22 Kasım 2012 Perşembe

VİLLA DE LEVYA DA YAŞANIR


Öğle güzel bir uyku çekmişim ki, inanamazsınız. Sabah klasik 7:00 uyanıyorum buralarda.Tabii saat 9-10 da yatarsan böyle olur diyeceksiniz.O sabah uykularını seven bana ne oldu bilmiyorum,meğer kendimi tanımıyormuşum.Gerçekten burası cennet gibi bir yer,kimseler kalkmadan çimlerin üzerinde uzun zamandır fırsat bulamadığım yogamı da yaptım.Hava bugün yine bulutlu ama zaman zaman güneş kendini gösteriyor,her şey güzel.Sabah kahvaltımı 6.000 pesoluk olan meyve suyu, reçel, tereyağı, çay ve scrambled yumurtadan oluşan menüden seçtim ve kuş sesleri arasında götürdüm.Daha sonra bisiklet kiralayıp yakında 15 km de bir şelale olduğunu duyduğum yere gidecektim ama bütün bisikletleri bozukmuş,şans ne yapalım evrene karşı gelinmiyor.Bende kasabayı turlarım ve kısa yürüyüşler yaparım diye düşünerek heybemi kapıp, oda arkadaşlarımla vedalaşarak yola koyuldum.

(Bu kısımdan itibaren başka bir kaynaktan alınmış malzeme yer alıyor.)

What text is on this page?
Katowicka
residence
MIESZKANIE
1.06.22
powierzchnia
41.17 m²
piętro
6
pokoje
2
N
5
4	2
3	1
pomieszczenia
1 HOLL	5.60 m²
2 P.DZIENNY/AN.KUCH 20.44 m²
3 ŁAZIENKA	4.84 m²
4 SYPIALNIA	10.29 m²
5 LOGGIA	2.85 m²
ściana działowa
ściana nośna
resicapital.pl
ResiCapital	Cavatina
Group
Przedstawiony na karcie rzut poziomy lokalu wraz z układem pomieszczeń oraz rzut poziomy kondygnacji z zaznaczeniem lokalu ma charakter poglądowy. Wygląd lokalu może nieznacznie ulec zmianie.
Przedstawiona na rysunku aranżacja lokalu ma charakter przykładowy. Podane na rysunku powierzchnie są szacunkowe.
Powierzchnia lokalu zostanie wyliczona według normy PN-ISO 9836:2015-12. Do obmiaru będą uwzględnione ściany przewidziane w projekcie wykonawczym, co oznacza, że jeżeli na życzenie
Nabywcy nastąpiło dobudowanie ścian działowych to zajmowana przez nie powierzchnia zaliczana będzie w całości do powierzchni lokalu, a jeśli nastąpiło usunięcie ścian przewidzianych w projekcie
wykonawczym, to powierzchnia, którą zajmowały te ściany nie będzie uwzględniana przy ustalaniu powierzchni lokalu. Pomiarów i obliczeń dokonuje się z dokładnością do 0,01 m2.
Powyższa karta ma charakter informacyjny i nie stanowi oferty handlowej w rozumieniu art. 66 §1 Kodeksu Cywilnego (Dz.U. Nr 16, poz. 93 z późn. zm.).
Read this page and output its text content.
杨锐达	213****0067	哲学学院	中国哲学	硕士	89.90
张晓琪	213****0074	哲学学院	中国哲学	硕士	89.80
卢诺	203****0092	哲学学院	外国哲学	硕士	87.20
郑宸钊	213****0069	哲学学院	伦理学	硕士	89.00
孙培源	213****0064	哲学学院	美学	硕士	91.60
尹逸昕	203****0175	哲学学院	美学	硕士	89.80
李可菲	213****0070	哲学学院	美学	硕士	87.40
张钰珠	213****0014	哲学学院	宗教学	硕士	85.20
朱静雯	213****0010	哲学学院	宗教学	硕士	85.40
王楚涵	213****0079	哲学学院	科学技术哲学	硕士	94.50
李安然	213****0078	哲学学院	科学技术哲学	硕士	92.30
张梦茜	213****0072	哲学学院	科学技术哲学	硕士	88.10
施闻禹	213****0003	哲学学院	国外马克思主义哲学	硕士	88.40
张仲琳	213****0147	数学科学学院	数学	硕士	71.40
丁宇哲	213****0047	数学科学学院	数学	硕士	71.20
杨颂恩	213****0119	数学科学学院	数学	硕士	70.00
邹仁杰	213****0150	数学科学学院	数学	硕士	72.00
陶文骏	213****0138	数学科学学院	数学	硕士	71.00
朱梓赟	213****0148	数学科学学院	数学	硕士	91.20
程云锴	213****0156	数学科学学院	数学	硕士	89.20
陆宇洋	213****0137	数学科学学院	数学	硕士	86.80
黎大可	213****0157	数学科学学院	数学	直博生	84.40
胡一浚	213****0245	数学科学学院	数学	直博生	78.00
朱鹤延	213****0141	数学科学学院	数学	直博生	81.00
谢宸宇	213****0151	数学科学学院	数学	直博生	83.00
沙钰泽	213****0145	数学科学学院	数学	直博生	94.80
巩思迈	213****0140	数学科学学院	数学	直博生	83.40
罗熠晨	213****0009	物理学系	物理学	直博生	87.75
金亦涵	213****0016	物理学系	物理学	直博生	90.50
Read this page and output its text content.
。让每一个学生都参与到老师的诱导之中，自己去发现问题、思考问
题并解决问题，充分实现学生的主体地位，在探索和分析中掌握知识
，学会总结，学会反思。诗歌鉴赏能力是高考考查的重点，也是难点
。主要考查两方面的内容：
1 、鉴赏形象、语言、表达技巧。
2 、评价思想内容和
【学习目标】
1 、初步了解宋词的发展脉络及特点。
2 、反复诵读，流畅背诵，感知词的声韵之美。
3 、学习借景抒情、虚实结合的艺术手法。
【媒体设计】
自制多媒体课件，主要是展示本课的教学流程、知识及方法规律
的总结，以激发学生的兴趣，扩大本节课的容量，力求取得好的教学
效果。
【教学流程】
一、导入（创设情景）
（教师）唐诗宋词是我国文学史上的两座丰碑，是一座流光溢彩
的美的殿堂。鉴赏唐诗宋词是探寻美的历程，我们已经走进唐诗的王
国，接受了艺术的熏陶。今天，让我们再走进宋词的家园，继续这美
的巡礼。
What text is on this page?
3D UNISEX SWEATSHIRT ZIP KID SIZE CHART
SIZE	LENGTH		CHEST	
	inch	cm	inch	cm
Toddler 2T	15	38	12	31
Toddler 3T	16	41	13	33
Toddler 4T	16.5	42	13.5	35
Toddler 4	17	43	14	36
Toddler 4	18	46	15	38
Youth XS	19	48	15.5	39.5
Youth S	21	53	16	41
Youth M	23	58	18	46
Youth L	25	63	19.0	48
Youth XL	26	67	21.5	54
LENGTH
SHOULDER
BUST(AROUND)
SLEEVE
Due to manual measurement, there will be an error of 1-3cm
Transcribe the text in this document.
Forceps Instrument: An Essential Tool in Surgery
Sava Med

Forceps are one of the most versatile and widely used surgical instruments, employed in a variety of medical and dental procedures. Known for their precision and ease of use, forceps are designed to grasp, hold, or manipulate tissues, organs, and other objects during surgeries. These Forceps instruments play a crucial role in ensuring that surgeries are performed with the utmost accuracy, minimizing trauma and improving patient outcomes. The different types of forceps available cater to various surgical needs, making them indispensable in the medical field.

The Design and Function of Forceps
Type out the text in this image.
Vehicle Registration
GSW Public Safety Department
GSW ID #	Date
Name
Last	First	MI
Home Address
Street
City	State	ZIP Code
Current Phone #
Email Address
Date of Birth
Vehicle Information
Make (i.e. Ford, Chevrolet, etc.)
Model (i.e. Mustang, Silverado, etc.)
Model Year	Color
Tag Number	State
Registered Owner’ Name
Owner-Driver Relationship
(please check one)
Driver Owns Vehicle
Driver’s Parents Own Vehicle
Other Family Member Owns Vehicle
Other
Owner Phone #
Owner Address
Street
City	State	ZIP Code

                Meşhur meydana gittim ve oturdum,çok enteresan bir yer bu meydan; insanı ipnotize ediyor sanki, bıraksalar öylece oturacam.Ama içimden bir ses azıcık etrafı dolaş, tembellik yapma dedi.Öyle dolaşırken şansıma önüme bisiklet kiralayan bir dükkan çıkardı.Baktım bir turist çift te kiralıyor, bir cesaret bende kiralıyım dedim.Ama herif bana külüstür bir tane verince başka istedim yok filan dedi,gözü kör olsun lisan bilmeyince, bazen derdini anlatamıyorsun.Neyse dedim başımıza varsa bir gelecek, çekeriz.2 saatliğine 6.000 peso verip atladım bisiklete.Ama epeydir ona da binmediğim için en ufak yokuşlarda bile inip itmek durumunda kaldım.Olsun doğa içinde yakınlarda 3 tane göl varmış, birde bir çöl bitkilerinin olduğu bir botanik garden’ı bu sayede görmüş oldum.Gerçekten yürünmezmiş.Arada sırada ağaçlar altında molalar vererek geri döndüm.Külüstürü geri verdim ve plaza da biraz nefeslendim.Daha sonra bir marketten alış veriş yaptım ve su ile meyvelerimi alıp hostelde keyif yapmaya gittim.Kısa bir duş sonrası karnım acıktığı için çok hoş olan açık hava mutfakta aldığım makarnayı pişirdim.Yalnız sos bulamadığım için yoğurt diye aldığım şey şekerli ayran çıkınca makarnamı mutfakta bulunan baharatlarla tatlandırmam gerekti.Anlayacağınız ilk yemeğimi pişirdim.Ama hostellerin rajonu galiba bu.Zira herkes az parayla gezdiği  için kendi yemeklerini kendi yapıyorlar.Bu arada benim oda arkadaşlarımı görünce şaşırdım,bir tanesini kasabada gezerken bir köpek ısırmış o yüzden gitmelerini birkaç saat ertelemişler.Tabii diş doktoru hemen olaya el koydu ve tam baldırından ısırdığı yeri biraz pansumanla kapattık.Kuduz aşısı olup olmadığını sordum, yok dedi ama önemsemedi.Gençlik işte ne yaparsın,ben elimden geleni yapmıştım.Daha sonra bahçede kurulu hamaklardan birine yatarak Kolombiya kahvemi yudumladım ve kitabımı okudum.Nedense burada çok güzel bir enerji vardı.Daha sonra ayrı ayrı gezen ama burada buluşmuş olan 3 almanla biraz muhabbet ettik.Gerçekten neden bilmem ama bu almanlar gezmeyi biliyor.Daha sonra bize Kanadalı, bir büyük otelin restoranında şarap direktörlüğü yapan bir çocuk katıldı.Akşam saatlerinde almanlardan biri, burada güzel felafel yapıyorlar ama çok büyük benimle bölüşmek isteyen varmı diyince hemen atladım.Köklerimizde araplık var nede olsa.Gele gele yufka ekmeğine sarılı iki felefel ve salata geldi, nerde bizim Şamda yediklerimiz dedirtti tabii.Şarap marap derken yatma vakti geldi ve herkes odasına çekildi.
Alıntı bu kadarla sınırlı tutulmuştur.